Acting as an exchange and communication channel between China and the Association of Southeast Asian Nations, the event has been held annually in the city since 2008 and has gathered ambassadors, education officials and heads of education institutions from Southeast Asian countries.
Affection for language
Theerakun said there are about 20,000 Thai students studying in China, and the number of Chinese students studying in Thailand now runs between 40,000 and 50,000.
“The numbers are considerable to Thailand, and these students, I believe, will become the hard core of the bilateral relationship, for their intimate knowledge of and deep affection for the language and culture of the other country where they have studied,” Theerakun said.
He said Thailand and China have a long history of cooperation in the education field, and friendship between people from the two countries has lasted for a long time.
“They have been willing to learn each other’s language and culture and get to know aspects of the other country,” Theerakun said.
“I think the communication between two countries usually starts from learning each other’s language as a tool. After acquiring the tool, the interest in the other country would then expand to more aspects,” he said.
According to Theerakun, 20,000 people in Thailand are now studying the Chinese language, while in China there are also thousands of people studying the Thai language.
Theerakun has been Thailand’s ambassador to China since April, but he said China has never been an unfamiliar nation to him.
“We have been informed of China and its culture since we were young, so Chinese people and their lifestyle are not something new for people in Thailand,” said Theerakun, who was raised in southern Thailand, where he said there were lots of Chinese people and a strong Chinese cultural influence.

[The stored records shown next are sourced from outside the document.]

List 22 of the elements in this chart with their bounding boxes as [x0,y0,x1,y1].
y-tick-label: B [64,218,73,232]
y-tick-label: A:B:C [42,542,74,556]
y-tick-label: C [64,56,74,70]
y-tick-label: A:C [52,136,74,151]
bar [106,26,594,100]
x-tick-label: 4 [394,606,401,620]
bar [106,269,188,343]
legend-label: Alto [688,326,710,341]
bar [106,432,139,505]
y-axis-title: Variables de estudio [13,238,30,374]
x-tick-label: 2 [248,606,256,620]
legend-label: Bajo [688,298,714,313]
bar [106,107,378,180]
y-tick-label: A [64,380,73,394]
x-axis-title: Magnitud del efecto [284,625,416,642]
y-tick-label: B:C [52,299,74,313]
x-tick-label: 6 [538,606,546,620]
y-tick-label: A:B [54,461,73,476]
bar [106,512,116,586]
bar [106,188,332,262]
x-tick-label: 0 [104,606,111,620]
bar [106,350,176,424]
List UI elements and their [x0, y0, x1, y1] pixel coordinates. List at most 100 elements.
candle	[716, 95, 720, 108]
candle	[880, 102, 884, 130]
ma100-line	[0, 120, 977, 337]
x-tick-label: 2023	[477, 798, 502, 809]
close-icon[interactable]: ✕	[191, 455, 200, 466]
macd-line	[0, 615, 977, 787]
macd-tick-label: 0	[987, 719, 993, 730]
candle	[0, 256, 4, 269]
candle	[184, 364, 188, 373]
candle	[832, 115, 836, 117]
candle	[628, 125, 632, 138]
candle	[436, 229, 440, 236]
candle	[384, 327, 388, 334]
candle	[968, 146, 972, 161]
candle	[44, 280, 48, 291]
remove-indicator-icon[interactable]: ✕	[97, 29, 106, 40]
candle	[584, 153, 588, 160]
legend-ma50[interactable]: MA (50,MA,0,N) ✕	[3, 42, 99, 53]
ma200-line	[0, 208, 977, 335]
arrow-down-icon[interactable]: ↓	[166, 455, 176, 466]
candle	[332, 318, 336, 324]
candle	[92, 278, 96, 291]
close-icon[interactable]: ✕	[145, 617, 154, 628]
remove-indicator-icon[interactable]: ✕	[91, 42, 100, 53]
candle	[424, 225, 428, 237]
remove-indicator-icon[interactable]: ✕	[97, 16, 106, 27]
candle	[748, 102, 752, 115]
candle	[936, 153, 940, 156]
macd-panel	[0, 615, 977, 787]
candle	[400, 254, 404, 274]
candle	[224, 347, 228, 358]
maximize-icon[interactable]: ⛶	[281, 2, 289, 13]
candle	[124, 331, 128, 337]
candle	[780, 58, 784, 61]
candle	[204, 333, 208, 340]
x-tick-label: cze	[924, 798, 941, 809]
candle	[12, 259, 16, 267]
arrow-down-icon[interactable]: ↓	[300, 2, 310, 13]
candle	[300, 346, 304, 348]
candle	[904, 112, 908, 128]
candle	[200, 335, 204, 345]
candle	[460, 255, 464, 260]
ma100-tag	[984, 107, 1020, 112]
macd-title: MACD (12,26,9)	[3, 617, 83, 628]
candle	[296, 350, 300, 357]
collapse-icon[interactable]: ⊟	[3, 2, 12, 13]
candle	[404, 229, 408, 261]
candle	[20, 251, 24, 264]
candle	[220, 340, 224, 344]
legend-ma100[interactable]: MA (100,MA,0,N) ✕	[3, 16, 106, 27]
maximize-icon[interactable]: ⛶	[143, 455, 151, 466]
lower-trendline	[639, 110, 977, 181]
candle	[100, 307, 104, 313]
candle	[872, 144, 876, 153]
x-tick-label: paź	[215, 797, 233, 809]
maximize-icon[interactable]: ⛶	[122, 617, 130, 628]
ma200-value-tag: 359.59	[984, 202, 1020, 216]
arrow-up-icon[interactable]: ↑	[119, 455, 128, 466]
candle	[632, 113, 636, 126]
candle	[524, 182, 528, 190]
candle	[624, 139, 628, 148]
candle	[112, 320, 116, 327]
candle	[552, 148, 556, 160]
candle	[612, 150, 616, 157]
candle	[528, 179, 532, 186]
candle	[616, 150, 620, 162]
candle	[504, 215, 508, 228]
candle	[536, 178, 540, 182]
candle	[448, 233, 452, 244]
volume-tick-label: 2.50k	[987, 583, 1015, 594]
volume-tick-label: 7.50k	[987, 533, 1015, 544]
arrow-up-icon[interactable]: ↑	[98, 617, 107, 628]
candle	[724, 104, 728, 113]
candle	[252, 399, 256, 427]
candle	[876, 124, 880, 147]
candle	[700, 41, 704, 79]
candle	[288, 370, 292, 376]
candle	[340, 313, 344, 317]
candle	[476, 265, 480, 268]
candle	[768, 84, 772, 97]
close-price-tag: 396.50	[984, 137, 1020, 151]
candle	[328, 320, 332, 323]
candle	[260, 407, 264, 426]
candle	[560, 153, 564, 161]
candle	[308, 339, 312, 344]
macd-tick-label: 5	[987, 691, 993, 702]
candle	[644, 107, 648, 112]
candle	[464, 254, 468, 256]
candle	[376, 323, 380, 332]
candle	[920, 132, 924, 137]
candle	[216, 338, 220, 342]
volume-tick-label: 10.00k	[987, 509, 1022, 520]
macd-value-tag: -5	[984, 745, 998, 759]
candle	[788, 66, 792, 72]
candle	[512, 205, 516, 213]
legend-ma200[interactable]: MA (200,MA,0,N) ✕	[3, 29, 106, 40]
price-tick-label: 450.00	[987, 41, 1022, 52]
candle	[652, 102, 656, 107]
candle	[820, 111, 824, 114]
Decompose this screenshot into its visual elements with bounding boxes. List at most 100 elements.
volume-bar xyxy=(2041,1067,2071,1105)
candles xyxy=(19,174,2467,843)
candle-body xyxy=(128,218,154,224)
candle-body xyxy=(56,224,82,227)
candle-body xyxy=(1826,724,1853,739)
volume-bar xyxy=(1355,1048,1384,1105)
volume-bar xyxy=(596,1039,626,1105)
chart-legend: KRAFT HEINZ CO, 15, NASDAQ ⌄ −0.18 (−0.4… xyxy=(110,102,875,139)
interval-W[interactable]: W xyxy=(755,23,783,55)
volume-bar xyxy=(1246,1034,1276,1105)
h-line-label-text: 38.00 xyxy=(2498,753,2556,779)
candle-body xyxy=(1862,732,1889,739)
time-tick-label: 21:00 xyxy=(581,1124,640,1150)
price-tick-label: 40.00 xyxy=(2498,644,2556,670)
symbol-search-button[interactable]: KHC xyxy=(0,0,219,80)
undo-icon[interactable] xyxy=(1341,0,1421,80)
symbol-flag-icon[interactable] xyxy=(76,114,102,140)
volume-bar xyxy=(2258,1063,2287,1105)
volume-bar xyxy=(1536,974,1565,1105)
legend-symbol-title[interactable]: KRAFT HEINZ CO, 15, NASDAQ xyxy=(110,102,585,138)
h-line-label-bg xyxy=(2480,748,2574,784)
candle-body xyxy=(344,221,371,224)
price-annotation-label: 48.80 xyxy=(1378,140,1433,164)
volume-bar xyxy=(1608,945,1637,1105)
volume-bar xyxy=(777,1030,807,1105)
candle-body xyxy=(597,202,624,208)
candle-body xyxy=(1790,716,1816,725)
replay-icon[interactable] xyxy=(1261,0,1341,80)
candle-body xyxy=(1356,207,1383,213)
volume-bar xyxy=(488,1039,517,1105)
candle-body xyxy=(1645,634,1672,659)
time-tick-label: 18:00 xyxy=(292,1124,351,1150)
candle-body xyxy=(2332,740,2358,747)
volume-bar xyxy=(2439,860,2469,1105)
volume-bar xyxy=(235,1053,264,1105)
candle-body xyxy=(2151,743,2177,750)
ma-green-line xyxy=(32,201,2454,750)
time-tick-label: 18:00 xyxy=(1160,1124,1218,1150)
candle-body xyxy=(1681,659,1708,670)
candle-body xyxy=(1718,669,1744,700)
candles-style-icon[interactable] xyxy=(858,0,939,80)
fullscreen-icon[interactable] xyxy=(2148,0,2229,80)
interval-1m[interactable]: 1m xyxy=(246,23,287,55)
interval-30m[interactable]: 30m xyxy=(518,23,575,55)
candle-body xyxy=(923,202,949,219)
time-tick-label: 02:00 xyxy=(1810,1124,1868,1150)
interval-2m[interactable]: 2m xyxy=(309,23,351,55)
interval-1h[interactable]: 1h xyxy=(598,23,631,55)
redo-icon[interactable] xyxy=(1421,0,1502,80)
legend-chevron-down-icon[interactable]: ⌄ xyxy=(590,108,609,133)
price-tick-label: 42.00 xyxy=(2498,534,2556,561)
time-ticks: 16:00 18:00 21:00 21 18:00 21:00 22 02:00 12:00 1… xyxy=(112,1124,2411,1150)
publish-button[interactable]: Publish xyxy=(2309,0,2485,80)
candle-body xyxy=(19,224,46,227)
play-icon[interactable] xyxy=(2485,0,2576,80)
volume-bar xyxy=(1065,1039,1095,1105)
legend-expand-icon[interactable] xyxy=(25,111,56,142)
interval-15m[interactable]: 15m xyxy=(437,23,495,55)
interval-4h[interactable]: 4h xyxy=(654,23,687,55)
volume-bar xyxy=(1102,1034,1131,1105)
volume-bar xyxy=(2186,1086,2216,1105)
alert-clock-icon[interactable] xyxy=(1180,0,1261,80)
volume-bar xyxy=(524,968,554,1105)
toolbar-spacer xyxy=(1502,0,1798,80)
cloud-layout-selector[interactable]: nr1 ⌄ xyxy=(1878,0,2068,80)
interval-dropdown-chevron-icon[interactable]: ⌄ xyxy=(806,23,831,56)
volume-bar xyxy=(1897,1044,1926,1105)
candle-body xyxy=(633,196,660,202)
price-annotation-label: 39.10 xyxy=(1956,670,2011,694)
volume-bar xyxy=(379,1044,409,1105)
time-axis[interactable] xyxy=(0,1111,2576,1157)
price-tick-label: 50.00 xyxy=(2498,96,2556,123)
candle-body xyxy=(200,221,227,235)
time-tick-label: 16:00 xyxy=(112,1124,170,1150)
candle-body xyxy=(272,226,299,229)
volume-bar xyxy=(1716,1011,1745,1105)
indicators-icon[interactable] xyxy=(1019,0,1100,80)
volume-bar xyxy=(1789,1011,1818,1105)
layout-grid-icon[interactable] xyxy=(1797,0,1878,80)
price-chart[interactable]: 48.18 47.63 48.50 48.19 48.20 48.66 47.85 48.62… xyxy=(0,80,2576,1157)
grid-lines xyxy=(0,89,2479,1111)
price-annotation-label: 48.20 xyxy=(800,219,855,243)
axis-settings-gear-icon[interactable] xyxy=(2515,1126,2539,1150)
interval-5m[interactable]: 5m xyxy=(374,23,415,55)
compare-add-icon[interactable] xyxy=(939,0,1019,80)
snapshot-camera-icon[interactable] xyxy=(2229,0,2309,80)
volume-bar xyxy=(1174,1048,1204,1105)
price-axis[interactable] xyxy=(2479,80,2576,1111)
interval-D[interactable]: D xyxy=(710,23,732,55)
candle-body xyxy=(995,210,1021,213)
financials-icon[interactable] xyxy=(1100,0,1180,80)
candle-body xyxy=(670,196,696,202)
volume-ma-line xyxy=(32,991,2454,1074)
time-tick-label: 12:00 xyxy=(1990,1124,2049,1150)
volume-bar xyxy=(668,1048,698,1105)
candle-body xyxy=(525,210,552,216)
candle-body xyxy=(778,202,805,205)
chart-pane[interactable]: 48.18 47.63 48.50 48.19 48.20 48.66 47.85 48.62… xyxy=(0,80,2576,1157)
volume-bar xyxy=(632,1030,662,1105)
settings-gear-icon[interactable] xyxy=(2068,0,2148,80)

“At school, we learned a lot about China from teachers and textbooks, and we even haddays off on Chinese Spring Festival,” he said.
The learning has lasted, and Theerakun said he has gradually acquired some Chinese ways of thinking, since his work has always been connected with China over the years. Now working in China, Theerakun said he has more ways to explore and get to know the country even better.
“I have opportunities to know more by having Chinese food, talking to Chinese working staff and traveling around the country,” he said.